The U.S. Food and Drug Administration first approved the over-the-counter sale of naloxone nasal spray this March. Previously, the drug was technically only available by prescription, but standing orders in most U.S. states have allowed pharmacists to sell it to customers without a proper prescription. Now, the lifesaving drug will be widely available at stores like Walmart, CVS, Walgreens and Rite Aid.

"I think that seeing Narcan on drugstore shelves alongside other medications will help reduce stigma towards people who use drugs and their loved ones," said Shawn Westfahl, an overdose prevention and harm reduction coordinator at the Kensington-based public health nonprofit Prevention Point Philadelphia. "It is an absolutely crucial tool to save lives as overdoses continue to rise nationally, and in Philadelphia."

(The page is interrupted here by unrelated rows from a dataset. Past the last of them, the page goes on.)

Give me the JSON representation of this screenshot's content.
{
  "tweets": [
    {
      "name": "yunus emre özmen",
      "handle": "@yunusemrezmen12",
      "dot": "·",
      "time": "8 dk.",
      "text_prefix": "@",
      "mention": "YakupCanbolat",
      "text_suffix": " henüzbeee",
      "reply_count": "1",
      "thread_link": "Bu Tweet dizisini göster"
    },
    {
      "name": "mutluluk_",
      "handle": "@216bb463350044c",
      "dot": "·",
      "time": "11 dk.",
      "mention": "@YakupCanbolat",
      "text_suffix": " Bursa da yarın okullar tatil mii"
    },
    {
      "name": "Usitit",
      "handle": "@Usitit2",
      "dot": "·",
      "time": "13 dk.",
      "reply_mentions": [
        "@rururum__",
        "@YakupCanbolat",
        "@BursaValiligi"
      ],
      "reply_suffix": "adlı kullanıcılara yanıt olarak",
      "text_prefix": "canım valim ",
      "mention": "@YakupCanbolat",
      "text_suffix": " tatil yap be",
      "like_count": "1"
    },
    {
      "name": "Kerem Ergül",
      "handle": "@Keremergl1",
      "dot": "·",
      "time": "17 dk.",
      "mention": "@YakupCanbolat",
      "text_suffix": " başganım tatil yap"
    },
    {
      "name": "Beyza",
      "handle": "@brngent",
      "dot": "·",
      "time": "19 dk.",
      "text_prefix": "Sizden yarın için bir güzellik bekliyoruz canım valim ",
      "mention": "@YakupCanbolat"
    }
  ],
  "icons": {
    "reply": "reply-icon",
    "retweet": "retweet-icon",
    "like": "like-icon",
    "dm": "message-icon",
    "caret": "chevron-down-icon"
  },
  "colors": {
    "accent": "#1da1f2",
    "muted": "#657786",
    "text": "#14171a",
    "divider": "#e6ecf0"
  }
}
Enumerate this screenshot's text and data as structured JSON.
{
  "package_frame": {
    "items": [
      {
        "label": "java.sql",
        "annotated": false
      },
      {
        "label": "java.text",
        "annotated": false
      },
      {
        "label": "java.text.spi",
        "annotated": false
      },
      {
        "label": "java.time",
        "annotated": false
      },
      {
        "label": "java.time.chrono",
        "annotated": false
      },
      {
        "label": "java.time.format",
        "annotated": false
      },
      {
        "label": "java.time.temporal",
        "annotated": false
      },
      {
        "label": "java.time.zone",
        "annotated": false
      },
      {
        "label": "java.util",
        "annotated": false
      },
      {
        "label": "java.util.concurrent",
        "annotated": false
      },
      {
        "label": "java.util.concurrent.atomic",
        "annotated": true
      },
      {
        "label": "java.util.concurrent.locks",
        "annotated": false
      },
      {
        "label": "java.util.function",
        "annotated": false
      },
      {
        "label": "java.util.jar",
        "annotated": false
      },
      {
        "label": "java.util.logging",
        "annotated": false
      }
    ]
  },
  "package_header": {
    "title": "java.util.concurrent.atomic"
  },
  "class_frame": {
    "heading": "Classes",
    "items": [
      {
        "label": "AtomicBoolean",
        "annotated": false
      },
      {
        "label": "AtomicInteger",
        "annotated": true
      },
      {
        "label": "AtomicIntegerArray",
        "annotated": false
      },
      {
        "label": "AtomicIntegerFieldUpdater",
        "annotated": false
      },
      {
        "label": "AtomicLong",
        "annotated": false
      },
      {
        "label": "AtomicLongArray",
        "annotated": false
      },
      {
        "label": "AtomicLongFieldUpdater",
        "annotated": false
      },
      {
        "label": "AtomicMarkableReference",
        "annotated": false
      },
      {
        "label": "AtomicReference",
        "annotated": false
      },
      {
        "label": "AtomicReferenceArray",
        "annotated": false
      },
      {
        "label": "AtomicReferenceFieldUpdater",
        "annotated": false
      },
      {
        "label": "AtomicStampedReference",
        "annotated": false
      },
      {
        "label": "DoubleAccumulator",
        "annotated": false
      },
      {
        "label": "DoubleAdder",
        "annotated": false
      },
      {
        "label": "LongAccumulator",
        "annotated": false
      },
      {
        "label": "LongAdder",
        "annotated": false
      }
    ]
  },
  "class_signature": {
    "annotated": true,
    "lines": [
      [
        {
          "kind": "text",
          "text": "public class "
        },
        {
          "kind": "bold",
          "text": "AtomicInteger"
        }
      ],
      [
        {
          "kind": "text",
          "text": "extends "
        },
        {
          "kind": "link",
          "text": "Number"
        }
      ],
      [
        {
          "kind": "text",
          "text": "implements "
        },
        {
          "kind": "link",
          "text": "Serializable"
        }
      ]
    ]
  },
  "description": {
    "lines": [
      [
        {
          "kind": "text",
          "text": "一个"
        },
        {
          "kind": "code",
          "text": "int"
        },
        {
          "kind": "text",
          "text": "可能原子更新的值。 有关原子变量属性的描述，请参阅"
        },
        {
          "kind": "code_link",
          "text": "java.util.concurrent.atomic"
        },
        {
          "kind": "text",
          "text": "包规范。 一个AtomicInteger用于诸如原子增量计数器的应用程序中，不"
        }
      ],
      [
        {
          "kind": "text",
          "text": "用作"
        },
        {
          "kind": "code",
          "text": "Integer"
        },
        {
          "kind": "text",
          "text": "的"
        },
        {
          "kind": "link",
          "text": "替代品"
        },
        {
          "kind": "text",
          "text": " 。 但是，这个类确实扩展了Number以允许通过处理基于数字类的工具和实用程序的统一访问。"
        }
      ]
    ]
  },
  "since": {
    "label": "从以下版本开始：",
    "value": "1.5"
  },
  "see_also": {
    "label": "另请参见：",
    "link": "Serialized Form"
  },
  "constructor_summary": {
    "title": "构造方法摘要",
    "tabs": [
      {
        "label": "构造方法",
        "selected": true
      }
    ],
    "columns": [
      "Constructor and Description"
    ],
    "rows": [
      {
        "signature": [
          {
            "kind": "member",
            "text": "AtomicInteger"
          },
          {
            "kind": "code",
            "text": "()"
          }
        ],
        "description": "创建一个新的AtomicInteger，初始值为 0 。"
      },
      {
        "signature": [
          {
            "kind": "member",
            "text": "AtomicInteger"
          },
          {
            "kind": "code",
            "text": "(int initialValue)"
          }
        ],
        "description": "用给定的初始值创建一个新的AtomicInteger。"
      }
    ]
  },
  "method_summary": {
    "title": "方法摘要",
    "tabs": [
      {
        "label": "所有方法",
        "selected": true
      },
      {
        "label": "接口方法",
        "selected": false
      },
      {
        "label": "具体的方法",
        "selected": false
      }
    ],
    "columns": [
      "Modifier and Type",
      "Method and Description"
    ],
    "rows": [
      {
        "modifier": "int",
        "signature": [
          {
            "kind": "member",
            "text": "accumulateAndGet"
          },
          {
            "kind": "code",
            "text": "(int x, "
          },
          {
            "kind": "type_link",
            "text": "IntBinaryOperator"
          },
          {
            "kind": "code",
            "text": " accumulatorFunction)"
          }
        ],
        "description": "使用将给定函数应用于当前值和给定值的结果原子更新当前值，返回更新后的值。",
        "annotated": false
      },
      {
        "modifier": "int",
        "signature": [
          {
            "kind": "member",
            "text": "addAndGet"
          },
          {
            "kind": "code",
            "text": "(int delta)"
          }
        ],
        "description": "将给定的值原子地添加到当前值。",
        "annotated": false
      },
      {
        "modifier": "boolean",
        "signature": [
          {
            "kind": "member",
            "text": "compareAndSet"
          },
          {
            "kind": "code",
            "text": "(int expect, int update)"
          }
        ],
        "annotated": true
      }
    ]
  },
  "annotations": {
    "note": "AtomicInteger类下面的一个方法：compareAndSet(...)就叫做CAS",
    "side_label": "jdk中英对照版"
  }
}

Naloxone can also be administered intravenously, which is still an option that’s available with a prescription. In 2017, naloxone nasal spray was found to be just as effective as the injectable version of the drug in a study published in the journal Addiction.

For many opioid users, the medication has quite literally been a lifesaver. When administered correctly and quickly enough, naloxone can reduce or reverse the effects of drugs like heroin, fentanyl and prescription painkillers like oxycodone. These drugs impact the part of the brain that controls breathing and, when taken in excessive doses, can cause a person to stop breathing and die. Naloxone blocks the physical effects of these drugs and can reverse the reduction in breathing that can occur during an overdose, often saving the person's life.

Nationwide, drug overdose deaths have more than doubled over the last 10 years, with over 106,000 Americans dying from an overdose in 2021, according to data compiled by the National Institute on Drug Abuse. Last year, provisional data showed that just over 105,000 people died from drug overdoses in the U.S., a slight decline amidst an otherwise grim trend.

Philadelphia has been a notorious hotspot for the opioid crisis. In 2010, the city saw 387 unintentional overdose deaths. By 2021, that number had ballooned to 1,276. Over time, those overdoses have increasingly involved fentanyl, the dangerously potent synthetic opioid that has found its way into the city’s drug supply.

Philadelphia drug overdose deaths

The drug problem in Philadelphia, most notably in Kensington, has garnered international attention. A New York Times Magazine cover story described the neighborhood as “the largest open-air narcotics market for heroin on the East Coast,” and the London-based Daily Mail referred to Kensington as “Zombieland” in a piece chronicling the neighborhood’s widespread opioid use.

As Philly's drug epidemic has grown, so too have efforts to minimize the harm it causes. PPP, which uses harm reduction to combat the adverse effects of poverty and drug abuse, has seen a growing demand for Narcan. In its last fiscal year, PPP distributed 95,644 doses of Narcan — a three-fold increase over the previous year — a spokesperson for the organization told PhillyVoice. The nonprofit also said it has given 1,300 free overdose prevention trainings to members of the community. 

In February 2022, Philly became the first city in the country to deploy a kiosk that dispenses free kits of naloxone. The kiosk was erected outside Lucien E. Blackwell West Philadelphia Regional Library. In 2020, the Philadelphia Department of Public Health partnered with harm reduction organizations to make naloxone available to city residents for free by mail. 

Even as naloxone usage has grown, access to the lifesaving treatment remains a challenge for many. Last year, a study from Penn State found that while the drug was often readily available in Philadelphia, in some Pennsylvania counties it was much harder to come by. In rural Clinton County, Narcan was only available 41% of the time it was needed, compared to 92% in Philadelphia. 

With Narcan coming to more retail store shelves in the Philadelphia region and beyond, public health advocates are hopeful that the wider availability will help stem the tide of increasingly troubling trends and headlines. 

"It is very important to lower barriers to accessing Narcan, including geographical and financial barriers," said Westfahl. "The overdose epidemic affects every county in the country. Narcan must be affordable and accessible to all."